Post # 1
Hey bees. I’ve been going back and forth over ideas for a start time for my Sunday wedding in Southern Cali.
Right now, our venue set it for 5:30-6pm for the ceremony, 6-7 for cocktails, and then 7-midnight for basically the reception. Most guests live in the state if not SoCal itself, and Sunday weddings aren’t that unusual for our fams. There’ve been a lot lately for some reason…
I’ve been wondering though if I should bump up the time at all, by a half hour or even hour for the following reasons:
– Earlier start time may be nice for those who want to be there for ceremony, earlier part of reception but head out earlier too.
– Gets us ample sunlight time for photos? We’ll be in Southern California, and I think the sun would be setting by 7pm? That’s just a major guess based off what people have told me who live where we’re getting married.
Cons to me:
– Off the bat, if its really all that necessary? People are coming regardless and I’m assuming will stay through the night. And if people want to leave early or stay late, they’ll do that no matter what the time is.
– We’d be taking photos between 6-7pm… so if anything maybe make the ceremony 5pm not 5:30?
I know this may seem silly to ask advice on.. but I’m open to ideas or even insight from brides who had evening weddings/Sunday weddings.
Just a note though that a way earlier time like morning or early afternoon wedding isn’t an option for us — both due to our preferences and also the venue’s ability to do that.
Post # 2
is the next day a holiday?
if not, I would expect a lot of people to leave early, especially ending at midnight.
people who have to work the next day, they are likely to leave 10pm, 11 at the latest.
I would count backwards from your end time to figure out the start time
Post # 3
We are having a Sunday wedding! Yay sunday weddings. We went back and forth but in the end the cost-saving aspect of it outweighed any inconvenience. Our ceremony will be at 5:30pm; the sun won’t be setting til about 8:30 that time of year where we’re getting married. (If you want to know for sure when the sun will set, just google sunset in your city on that specific date.) Our reception will go from 7-11. I know some people will leave early because of work on Monday, but we have plenty coming from out of town who are taking Monday off so I’m not too worried. Also I am not a night owl anyway so an earlier night def wont be the end of the world for me.
Post # 4
Next day isn’t a holiday, I wanted to try for that but couldn’t nab.
But many are coming and taking Monday off so I guess it kind of works out as if they did have a holiday. For some it didn’t seem to matter in that they were going to take Friday off if we had done Saturday bc both families tend to do a lot of stuff before wedding.

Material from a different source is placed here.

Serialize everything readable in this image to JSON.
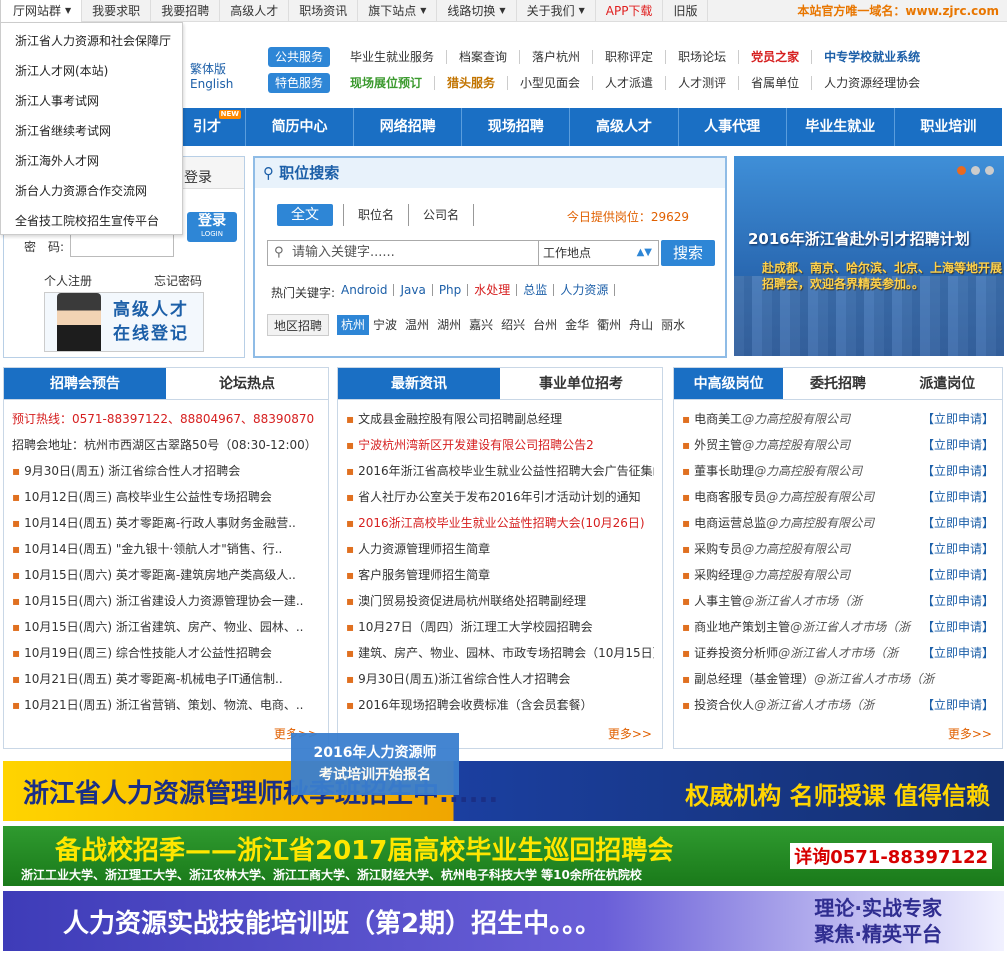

But yea I can imagine some may still leave like at 10 or 11 and that’s fine
Post # 5
I had a Sunday wedding in July and it was great! Our ceremony was at 5 p.m. and we did pictures beforehand and also slipped out again during “golden hour” for a few more. I think the cocktail hour was 5:30 – 6:30 and then dinner was served about 6:45. Everyone enjoyed it! I would say most people left around 11 or so but honestly that’s probably what would have happened on a Saturday too. Plenty of people got drunk, danced, etc. and expressed that they even preferred a Sunday. Who knew?!
Post # 6
You can look up the time of sunset. Google “mycity sunset may” and you should have a few diff calendars.
I probably wouldn’t want to start that late for a Sunday wedding, but I’m a fuddy duddy and hate staying out late on sundays haha.
Post # 7
My friend had her Sunday wedding at 5PM and it worked out perfect. It was small and there wasn’t any dancing. Dinner, drinks, cake and convo lasted til 10-1030.
Post # 8
- Wedding: September 2017 - Poppy Ridge Golf Course
I think the time is fine. I’d probably leave between 8 and 9 but I’m also part fuddy duddy. 😄 My normal Sunday plan is relax majority of the day and turn in early. This is partly why we’re having an early Sunday wedding. Take pp suggestions to Google the sunset time so you can plan ahead for photos.
Post # 9
I’d start is as early as you can, knowing that people will drink less and probably leave earlier because the next day is a work day. If it were me, we’d be out of the party by 8pm.
Post # 10
Got it! 7:45 sunset time.
So ceremony could be 5-6pm (likely won’t be a full hour, maybe 30-40 mins haha), 6-7ish photo time / cocktail hour / then 7pm onward is dinner/reception.
I can imagine people dancing/eating for a few hours and those who wanna go early peacing out by 10ish, and those who wanna go hard till midnight.
It’s a Persian AND Mexican wedding haha so both families do tend to go for the long haul.